We caught up with potter and ceramicist Joseph Ludkin to chat about his love of Yunomi, the semiotics of objects and how to respectfully integrate traditional making processes.
Joseph Ludkin comes from a long tradition of craftsmen, with his grandfather being a founding member of the Craft Potters Association. His own journey into pottery, however, has been “a short but intensive experience”, organically aligned with his heritage rather than derivative of it. Following an MA in Design, Critical Theory and Practice at South London’s Goldsmith’s College, he underwent a beginners course in ceramics at Peckham’s Kiln Rooms – just two years later, he’s finished building his own studio in Brockley, where he plans to continue honing his own unique style.
Perhaps owing to his background, in theory, Ludkin’s work in recognisably grounded in the philosophical underpinnings of making. He describes discovering the Japanese aesthetic philosophy of Wabi Sabi – that focuses on contentment and acceptance of transience and imperfection in craft as in life – as a catalyst for a new way of interacting with the making process, taking him away from “the quest of perfection through repetition and symmetry and towards a process that celebrates the beauty of imperfection, concentrates on the creation of a single object and encourages an instantaneous reaction to the material and moment instead of fulfilling a designed intention.”
Nowhere is this more evident than in his Yunomi pieces. Functional, unique and works of art in their own right, the Japanese handle-less vessels traditionally carved in the kurinuki method from a single lump of clay. Ludkin combines the sensitivity of kurinuki with his wheel-throwing techniques and his Yunomi are always hand-finished – there’s no doubt that Japanese and Korean traditions influence his work but he’s keen to stress that this is a result of a personal connection rather than fetishism.
“The Yunomi is a perfect vehicle for art; due to the fact it doesn’t have a handle, it can drop its utilitarian connotations fairly easily and therefore can be semiotically versatile. This allows me to take the object out of the context of ‘functionality’ and ‘the home’ and use it as a relatively blank canvas in ‘the gallery’ to develop other conversations.”
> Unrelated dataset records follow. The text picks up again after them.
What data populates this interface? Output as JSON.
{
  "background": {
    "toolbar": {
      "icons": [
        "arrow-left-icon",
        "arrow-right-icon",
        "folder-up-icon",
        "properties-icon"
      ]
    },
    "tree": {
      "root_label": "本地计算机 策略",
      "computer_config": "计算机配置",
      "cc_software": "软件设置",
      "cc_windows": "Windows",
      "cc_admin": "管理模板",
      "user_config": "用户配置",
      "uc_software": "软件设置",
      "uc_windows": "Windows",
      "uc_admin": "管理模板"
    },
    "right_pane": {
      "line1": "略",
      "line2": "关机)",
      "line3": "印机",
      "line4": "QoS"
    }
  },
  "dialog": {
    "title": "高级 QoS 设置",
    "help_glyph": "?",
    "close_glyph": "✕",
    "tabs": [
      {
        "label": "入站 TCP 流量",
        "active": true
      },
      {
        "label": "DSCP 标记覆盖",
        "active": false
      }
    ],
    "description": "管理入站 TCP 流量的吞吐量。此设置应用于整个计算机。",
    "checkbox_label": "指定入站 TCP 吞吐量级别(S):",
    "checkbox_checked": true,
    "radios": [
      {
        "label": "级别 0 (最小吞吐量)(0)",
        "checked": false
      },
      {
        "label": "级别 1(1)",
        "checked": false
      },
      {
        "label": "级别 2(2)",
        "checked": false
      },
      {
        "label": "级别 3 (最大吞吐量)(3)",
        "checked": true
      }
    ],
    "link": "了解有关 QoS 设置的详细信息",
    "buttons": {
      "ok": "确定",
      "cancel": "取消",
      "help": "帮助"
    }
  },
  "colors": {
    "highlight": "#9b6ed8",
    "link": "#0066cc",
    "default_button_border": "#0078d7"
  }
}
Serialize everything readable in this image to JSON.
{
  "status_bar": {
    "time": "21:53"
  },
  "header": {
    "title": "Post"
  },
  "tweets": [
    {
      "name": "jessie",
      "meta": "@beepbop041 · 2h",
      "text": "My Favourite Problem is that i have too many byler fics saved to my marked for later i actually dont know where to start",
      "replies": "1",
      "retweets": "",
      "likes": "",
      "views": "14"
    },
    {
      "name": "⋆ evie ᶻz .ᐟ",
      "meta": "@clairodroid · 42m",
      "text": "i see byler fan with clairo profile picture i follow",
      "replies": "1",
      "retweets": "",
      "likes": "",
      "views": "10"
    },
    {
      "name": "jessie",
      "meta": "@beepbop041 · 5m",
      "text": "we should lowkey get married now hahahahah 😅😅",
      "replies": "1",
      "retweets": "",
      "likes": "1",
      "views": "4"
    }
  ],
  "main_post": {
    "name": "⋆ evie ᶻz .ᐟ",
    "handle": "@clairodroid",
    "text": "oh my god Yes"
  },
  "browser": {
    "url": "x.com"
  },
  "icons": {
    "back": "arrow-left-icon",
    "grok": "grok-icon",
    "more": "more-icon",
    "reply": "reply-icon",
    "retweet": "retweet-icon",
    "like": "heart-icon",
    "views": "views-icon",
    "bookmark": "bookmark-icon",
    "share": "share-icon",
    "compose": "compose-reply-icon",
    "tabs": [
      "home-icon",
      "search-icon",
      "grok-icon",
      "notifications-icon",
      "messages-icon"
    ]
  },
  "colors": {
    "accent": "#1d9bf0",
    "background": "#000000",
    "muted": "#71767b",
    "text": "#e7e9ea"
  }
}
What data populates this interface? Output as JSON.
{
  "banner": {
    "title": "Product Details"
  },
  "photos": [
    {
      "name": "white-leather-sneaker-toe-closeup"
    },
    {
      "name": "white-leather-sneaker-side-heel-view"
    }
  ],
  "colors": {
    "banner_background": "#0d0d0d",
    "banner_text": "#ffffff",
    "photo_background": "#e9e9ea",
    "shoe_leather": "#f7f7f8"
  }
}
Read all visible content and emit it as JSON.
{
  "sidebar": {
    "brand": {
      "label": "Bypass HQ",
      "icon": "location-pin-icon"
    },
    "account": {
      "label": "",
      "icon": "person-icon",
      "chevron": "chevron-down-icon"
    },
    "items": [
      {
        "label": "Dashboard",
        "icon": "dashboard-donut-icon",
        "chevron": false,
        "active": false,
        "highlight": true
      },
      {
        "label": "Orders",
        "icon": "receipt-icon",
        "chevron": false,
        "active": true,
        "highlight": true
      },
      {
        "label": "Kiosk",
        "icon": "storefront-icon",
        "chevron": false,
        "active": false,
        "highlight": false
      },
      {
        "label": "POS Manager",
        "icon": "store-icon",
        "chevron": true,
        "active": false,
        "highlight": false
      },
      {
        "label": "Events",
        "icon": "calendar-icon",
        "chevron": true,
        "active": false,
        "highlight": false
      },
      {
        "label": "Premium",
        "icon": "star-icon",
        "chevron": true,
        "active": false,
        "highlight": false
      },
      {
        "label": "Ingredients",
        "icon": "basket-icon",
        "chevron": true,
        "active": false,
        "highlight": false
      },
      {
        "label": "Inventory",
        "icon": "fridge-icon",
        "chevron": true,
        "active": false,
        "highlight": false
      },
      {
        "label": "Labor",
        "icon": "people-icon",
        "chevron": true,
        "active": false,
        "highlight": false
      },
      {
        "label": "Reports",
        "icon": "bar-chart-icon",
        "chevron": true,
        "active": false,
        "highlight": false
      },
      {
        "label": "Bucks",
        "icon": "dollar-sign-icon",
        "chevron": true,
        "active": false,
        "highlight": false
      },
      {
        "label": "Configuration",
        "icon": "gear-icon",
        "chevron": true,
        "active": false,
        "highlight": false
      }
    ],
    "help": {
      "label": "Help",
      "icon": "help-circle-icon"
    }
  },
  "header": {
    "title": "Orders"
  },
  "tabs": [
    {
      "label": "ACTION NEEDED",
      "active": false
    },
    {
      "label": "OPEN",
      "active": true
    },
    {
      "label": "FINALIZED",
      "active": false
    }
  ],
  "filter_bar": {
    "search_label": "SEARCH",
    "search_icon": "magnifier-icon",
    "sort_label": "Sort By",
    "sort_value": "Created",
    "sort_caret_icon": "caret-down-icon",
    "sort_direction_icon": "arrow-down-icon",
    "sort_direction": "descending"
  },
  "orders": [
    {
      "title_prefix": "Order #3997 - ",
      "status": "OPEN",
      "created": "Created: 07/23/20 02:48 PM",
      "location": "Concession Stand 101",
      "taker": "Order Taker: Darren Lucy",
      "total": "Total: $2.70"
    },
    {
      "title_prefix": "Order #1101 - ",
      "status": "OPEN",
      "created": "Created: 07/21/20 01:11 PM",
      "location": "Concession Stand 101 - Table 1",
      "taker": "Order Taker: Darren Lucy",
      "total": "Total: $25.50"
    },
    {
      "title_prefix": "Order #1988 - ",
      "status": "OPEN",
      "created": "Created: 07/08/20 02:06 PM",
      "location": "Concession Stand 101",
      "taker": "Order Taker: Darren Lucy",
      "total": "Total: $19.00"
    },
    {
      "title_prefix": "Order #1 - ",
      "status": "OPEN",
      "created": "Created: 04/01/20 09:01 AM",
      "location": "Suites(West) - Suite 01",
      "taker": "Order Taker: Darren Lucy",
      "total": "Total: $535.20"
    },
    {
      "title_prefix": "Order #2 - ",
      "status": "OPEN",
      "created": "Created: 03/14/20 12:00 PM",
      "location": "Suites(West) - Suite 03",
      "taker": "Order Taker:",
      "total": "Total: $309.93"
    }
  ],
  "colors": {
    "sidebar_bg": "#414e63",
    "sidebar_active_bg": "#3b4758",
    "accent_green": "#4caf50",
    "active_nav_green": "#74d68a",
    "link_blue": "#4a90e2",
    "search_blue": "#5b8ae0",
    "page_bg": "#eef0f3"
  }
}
This flirtation with differing techniques and philosophies has informed his view of what constitutes integrity of practice. Ludkin is certainly not a purist, but his work is founded on a respect for the heritages he draws from as a maker.
“The work of all good designer-makers and crafts-people is based upon a foundation of in-depth knowledge of traditional skills and techniques. It is fundamental for the quality of our own work that we should learn and understand techniques properly before we begin throwing them all in a blender. My work celebrates the integrity of many techniques without rigidly following a single traditional method.”
This focus on a respectful deviation, combined with his affinity for locally-sourced and foraged materials, is perhaps why his pieces are so striking. Whether it’s his gun-metal grey tankard-esque mugs, ash-glazed teapots flecked with expressionist dashes of white and cream, or wood-fired fish-scale chawans, complete with tea whisk and bamboo tea scoop, there is a consistent and observably developing the style with every one-off commission and unpredictable series.
In tandem with the praxis of using aesthetics as a means to subvert utilitarian perspectives of craft, Ludkin’s work very consciously explores the implications of how a product that operates in both globalised and localised spheres (in terms of influences and sales, and of personal commissions and found materials, respectively) can explore larger issues.
“I enjoy playing with the visual, semiotic language of objects; communicating concepts and meaning through form and technique. I am exploring how the use of materials, techniques, and style can create cultural and personal connections with objects. My use of local materials (alongside other considered principles) allows me to produce work that physically resonates with a place, and I am interested in what this means to people, communities, and cultures – and also what it means to me.”
From both a critical and aesthetic standpoint Ludkin displays a rare awareness of what craft can represent, so it’s no surprise that he’s been picked up by galleries as well as consumers. A selection of his pieces will be exhibited at London Design Week this year in the ‘Tactile Minds’ exhibition at House Mill, Bromley-by-bow. It’s been a whirlwind two years for the potter, and given his hopes that his new studio can enable him to “work more intensely over the next year”, we’re looking forward to whatever comes next.